Kamala Harris tem uma ideia muito diferente da de Joe Biden sobre o que é esta eleição.
Em 2020, e depois novamente em 2024, Biden proclamou Donald Trump o vencedor da batalha pela atenção. Fosse por estratégia ou em razão de suas próprias limitações, o democrata adotou um estilo de campanha discreto, deixando Trump dominar o ciclo de notícias, dia após dia.
Trump queria que a eleição fosse sobre Donald Trump, e Joe Biden também queria que a eleição fosse sobre Donald Trump. Nesse ponto, ambos concordavam.
Em 2020, quando Trump era o presidente impopular, essa estratégia funcionou para Biden. Mas em 2024, quando Biden era o presidente impopular, essa estratégia estava falhando.
Em parte, porque faltava ao democrata as habilidades de comunicação necessárias para destacar as vilanias e pecados de Trump. Além disso, alguns eleitores sentiam nostalgia da economia no governo do republicano. Por fim, a idade de Biden e seus tropeços mantinham a atenção nele e em sua potencial aptidão para o cargo, em vez de mantê-la em Trump e na potencial aptidão de Trump para o cargo.

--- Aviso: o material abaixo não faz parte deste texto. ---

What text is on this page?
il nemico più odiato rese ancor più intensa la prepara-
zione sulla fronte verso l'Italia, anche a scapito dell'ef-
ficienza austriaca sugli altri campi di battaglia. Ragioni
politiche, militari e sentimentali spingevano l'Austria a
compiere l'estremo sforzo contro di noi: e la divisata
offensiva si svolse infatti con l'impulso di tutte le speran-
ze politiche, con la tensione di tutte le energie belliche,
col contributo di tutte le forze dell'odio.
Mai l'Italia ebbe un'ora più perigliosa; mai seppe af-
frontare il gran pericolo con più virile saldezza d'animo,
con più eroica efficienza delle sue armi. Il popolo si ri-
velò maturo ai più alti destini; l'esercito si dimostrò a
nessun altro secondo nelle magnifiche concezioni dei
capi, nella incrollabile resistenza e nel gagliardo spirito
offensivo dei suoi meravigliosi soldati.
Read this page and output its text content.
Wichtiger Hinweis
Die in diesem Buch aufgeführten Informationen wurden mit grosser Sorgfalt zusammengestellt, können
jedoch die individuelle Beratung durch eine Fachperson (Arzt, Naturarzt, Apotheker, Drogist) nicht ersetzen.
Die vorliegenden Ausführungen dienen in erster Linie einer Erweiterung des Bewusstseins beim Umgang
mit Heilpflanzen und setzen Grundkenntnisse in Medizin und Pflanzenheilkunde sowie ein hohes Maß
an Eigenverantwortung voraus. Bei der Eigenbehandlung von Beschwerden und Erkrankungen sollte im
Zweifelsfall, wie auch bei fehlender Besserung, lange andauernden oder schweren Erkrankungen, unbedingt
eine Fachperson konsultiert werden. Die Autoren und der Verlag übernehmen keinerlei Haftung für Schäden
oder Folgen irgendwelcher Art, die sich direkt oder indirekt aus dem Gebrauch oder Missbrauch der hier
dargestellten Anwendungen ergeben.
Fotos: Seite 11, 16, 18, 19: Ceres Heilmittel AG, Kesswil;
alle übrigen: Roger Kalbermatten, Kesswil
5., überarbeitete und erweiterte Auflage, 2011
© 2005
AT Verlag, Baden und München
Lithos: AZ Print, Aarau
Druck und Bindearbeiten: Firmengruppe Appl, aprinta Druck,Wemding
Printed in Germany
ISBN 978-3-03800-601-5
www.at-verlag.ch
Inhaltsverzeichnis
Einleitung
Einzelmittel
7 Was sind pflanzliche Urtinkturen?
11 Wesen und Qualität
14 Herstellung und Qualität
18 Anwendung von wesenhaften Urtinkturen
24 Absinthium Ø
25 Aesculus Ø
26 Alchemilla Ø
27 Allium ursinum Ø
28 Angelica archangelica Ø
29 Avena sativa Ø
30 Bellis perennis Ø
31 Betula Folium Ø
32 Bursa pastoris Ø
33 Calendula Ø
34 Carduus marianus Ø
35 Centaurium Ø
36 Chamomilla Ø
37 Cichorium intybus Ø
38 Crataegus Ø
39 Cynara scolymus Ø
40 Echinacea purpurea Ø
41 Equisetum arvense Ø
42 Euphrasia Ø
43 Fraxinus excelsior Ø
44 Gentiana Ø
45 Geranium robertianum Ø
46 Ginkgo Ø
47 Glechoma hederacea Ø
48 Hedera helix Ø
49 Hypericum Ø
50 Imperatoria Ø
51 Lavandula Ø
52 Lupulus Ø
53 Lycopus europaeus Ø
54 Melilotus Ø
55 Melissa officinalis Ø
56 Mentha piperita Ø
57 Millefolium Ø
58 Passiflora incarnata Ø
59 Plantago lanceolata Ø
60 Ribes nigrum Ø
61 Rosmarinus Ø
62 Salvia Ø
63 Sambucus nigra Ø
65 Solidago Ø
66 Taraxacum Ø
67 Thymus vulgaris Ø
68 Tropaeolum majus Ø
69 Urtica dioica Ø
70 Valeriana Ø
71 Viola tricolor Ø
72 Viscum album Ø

Então veio o debate, e a decisão de Biden de desistir da candidatura, e a ascensão de Kamala como candidata democrata. Kamala foi capaz de fazer o que Biden não pôde ou não quis: lutar (e vencer) a batalha pela atenção.
Ela teve ajuda, não há dúvidas. Criadores de memes online descobriram ouro em uma anedota dela sobre cocos antiga. Houve ainda a proclamação, por parte da cantora britânica Charli XCX, de que Kamala “É brat” —”Brat” é o nome do disco mais novo da artista, que virou febre no verão do Hemisfério Norte e inspirou tendências nas redes com sua capa verde limão.
Mas muito desse movimento se devem à estratégia e ao talento da própria Kamala, que lida com a câmera como nenhum político desde Barack Obama. E embora a sua equipe seja basicamente composta por membros da equipe de Biden, o tom da equipe mudou.
O tom grave dos comunicados de Biden desapareceu. As mensagens de Kamala são brincalhonas, sarcásticas, confiantes, cruéis até. Trump é “velho e frágil”. Seu candidato a vice, J.D. Vance, é esquisito.
Sua campanha quer guiar as conversas e sabe como fazer isso. Está tentando fazer algo que os democratas trataram como algo menor por anos —vencer os ciclos de notícias.
A estratégia de comunicação de Biden foi projetada para fazer Trump parecer maior. A estratégia de Kamala é fazê-lo parecer menor.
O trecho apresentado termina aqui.